Interesting discussion ... I don't think it is necessary/desirable to relegate IO to `chapter 14'. First of all, IO is handled differently in Haskell as the language designers quite successfully resisted the temptation of impurity. However, you don't have to understand the full implications of IO to be able to use it (like you don't have to know the full English grammar to be able to speak English). I typically cover IO very early in a Haskell course and then again in `chapter 14' after a discussion of monads. (To motivate the need for a special treatment of IO, I often ask the students to put themselves into the position of a language designer who tries to add IO to a purely functional language.) So why is there a special `IO' type? The type serves to distinguish between values and effectful computations: `String' is the type of strings, `IO String' is the type of computations that deliver a string. This is why the `do' notation uses `<-' instead of `='.

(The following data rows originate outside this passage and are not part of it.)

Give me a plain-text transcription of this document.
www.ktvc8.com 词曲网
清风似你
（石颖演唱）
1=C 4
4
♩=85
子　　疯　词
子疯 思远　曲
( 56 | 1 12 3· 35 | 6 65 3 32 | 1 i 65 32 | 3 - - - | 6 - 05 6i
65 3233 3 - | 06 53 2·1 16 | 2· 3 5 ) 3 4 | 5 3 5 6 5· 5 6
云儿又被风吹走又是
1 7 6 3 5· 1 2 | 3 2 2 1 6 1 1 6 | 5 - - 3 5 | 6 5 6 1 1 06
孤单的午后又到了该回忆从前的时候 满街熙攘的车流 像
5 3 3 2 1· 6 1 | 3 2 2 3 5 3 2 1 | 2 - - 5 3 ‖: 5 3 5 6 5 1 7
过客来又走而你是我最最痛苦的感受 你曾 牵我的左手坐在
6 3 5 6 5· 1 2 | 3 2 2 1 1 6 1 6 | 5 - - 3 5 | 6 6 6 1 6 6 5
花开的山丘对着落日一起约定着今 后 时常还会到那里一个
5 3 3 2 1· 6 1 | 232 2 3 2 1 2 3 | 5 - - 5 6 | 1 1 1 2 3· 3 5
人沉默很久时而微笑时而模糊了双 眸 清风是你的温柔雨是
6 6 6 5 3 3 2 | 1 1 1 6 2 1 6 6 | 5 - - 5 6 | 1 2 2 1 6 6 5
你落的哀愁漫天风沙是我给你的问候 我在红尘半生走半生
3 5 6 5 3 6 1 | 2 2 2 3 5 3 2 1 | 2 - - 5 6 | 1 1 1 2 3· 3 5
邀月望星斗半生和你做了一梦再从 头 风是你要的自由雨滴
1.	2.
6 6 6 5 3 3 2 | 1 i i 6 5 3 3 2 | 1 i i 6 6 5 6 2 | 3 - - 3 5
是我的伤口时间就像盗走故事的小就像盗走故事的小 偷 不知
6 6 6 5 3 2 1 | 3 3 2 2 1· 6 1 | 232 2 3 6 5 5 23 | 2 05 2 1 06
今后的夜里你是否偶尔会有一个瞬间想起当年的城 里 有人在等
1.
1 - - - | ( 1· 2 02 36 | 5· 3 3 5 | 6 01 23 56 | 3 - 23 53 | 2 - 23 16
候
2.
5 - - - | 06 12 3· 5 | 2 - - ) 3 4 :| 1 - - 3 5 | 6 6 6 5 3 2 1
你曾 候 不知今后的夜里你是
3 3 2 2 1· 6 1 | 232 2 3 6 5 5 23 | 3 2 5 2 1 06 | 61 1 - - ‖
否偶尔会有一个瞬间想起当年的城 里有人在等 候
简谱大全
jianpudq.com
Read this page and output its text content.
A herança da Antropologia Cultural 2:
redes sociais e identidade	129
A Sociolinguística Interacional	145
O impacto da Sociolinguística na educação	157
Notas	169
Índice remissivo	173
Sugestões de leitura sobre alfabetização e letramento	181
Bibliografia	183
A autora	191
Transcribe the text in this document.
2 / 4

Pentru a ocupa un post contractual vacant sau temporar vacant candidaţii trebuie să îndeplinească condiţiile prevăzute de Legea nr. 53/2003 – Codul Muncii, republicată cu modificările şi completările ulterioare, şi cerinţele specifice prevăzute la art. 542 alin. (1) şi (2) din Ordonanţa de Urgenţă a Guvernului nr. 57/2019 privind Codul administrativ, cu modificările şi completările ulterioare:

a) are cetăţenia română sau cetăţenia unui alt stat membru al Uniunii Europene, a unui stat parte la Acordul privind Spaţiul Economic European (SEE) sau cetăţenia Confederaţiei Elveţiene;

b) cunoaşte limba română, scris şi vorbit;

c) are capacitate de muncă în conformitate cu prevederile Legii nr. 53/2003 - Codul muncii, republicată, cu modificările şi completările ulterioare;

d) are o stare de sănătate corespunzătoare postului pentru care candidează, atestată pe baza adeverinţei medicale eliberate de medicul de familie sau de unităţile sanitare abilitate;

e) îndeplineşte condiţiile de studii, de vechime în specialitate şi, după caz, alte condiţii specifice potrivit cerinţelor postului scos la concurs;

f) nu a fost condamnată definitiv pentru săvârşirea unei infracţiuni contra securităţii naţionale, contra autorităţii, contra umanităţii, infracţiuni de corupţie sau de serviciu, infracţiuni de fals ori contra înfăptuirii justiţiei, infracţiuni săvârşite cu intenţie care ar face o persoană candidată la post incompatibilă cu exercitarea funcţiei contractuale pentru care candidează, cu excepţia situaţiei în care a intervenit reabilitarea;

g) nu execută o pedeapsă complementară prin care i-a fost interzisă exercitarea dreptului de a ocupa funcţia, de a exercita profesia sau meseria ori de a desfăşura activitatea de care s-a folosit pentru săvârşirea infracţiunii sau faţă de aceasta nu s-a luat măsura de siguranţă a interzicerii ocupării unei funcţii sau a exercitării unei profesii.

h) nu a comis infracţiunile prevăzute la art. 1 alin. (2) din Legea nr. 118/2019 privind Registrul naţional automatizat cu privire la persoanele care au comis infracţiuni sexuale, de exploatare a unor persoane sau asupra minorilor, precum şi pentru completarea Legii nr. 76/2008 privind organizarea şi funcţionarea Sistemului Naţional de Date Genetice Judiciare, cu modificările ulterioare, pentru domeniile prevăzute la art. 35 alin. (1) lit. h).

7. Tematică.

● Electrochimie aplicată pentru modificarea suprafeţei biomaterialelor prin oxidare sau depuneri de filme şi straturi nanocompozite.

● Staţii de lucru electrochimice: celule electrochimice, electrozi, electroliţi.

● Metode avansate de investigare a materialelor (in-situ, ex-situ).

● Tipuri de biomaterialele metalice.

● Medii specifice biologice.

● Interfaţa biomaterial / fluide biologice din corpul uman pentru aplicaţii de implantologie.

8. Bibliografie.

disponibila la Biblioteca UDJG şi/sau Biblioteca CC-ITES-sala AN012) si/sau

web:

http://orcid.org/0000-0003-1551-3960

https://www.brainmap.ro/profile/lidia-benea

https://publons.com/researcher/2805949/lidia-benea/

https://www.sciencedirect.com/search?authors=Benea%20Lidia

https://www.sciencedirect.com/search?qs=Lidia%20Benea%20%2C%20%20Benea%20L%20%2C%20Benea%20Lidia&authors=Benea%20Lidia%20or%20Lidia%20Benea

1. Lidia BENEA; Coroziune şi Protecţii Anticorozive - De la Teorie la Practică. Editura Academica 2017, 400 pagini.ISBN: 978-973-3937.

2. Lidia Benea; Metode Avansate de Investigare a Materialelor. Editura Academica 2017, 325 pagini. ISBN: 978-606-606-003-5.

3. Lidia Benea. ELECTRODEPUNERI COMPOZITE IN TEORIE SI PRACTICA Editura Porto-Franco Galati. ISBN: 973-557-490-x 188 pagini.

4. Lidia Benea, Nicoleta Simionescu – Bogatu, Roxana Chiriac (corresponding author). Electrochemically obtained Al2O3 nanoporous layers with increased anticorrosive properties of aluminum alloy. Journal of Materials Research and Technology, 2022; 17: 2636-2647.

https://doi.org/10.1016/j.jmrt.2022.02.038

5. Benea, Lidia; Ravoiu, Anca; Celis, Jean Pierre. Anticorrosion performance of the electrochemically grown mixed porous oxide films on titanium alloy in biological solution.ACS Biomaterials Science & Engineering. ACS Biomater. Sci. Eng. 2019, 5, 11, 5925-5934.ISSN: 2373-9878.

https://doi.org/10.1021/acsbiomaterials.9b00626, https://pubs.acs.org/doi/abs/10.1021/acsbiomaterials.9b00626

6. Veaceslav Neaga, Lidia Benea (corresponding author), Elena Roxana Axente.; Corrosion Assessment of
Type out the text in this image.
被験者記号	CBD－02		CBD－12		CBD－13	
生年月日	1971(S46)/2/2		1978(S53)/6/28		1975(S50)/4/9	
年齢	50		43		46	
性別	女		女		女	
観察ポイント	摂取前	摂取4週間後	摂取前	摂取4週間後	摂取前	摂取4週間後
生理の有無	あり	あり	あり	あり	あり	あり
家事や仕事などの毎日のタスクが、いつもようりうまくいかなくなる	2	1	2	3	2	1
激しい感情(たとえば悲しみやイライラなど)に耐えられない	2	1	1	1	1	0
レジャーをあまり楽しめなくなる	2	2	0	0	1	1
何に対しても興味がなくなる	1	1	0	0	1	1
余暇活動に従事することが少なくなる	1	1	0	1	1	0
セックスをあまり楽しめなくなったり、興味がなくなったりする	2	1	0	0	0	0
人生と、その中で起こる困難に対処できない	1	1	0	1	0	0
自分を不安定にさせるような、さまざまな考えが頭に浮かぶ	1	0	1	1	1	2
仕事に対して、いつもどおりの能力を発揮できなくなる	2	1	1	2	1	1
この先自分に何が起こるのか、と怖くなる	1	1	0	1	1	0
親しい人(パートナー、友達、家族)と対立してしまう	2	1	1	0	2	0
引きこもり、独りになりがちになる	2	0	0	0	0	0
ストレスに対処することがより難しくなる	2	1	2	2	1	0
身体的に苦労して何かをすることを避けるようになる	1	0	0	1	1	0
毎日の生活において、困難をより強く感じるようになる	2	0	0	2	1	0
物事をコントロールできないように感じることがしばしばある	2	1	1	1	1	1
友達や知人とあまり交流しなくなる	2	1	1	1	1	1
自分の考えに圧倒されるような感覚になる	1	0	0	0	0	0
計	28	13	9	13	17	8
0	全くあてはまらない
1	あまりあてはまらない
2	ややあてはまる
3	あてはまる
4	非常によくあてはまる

ask :: String -> IO String ask question = do { putStrLn question; answer <- getLine; putStrLn "Thanks!"; return answer }
Here, `answer' of type `String' is the result of the effectful computation `getLine' of type `IO String'. I think IO can be treated on this level, just using the `do'-notation (it is not necessary to explain that the do-notations is merely syntactic sugar for `>>=' which involves higher-order functions). One thing that is important to stress, however, is that `<-' is a binder: the variable on the lhs is *bound* to value delivered by the rhs. In other words, `<-' introduces a variable (it does not assign a value to a store). Consequently, in do { a <- m1; a <- m2; ... } the second occurrence of `a' shadows the first occurrence. It is useful to think of `IO' as a `description' of an effectful computation (it is very much like a TODO list; the list describes actions, which may or may not be executed). This is why something of type `IO a' is also a value: it may be stored in a data structure or passed to a function. This means you can program you own control structures:
data IOTree a = Done (IO a) | Choice (IO Bool) (IOTree a) (IOTree a)
execute :: IOTree a -> IO a execute (Done action) = do { action } execute (Choice action left right) = do { b <- action; if b then do { execute left } else do { execute right } }
Now, if IO is only a `description' of an IO action, when is the IO action actually executed? Exactly when `main' is called: only the TODO list that is bound to `main' is executed. Consider
main = do { head [putStrLn "hello world", putStrLn "too lazy"] }
HTH, Ralf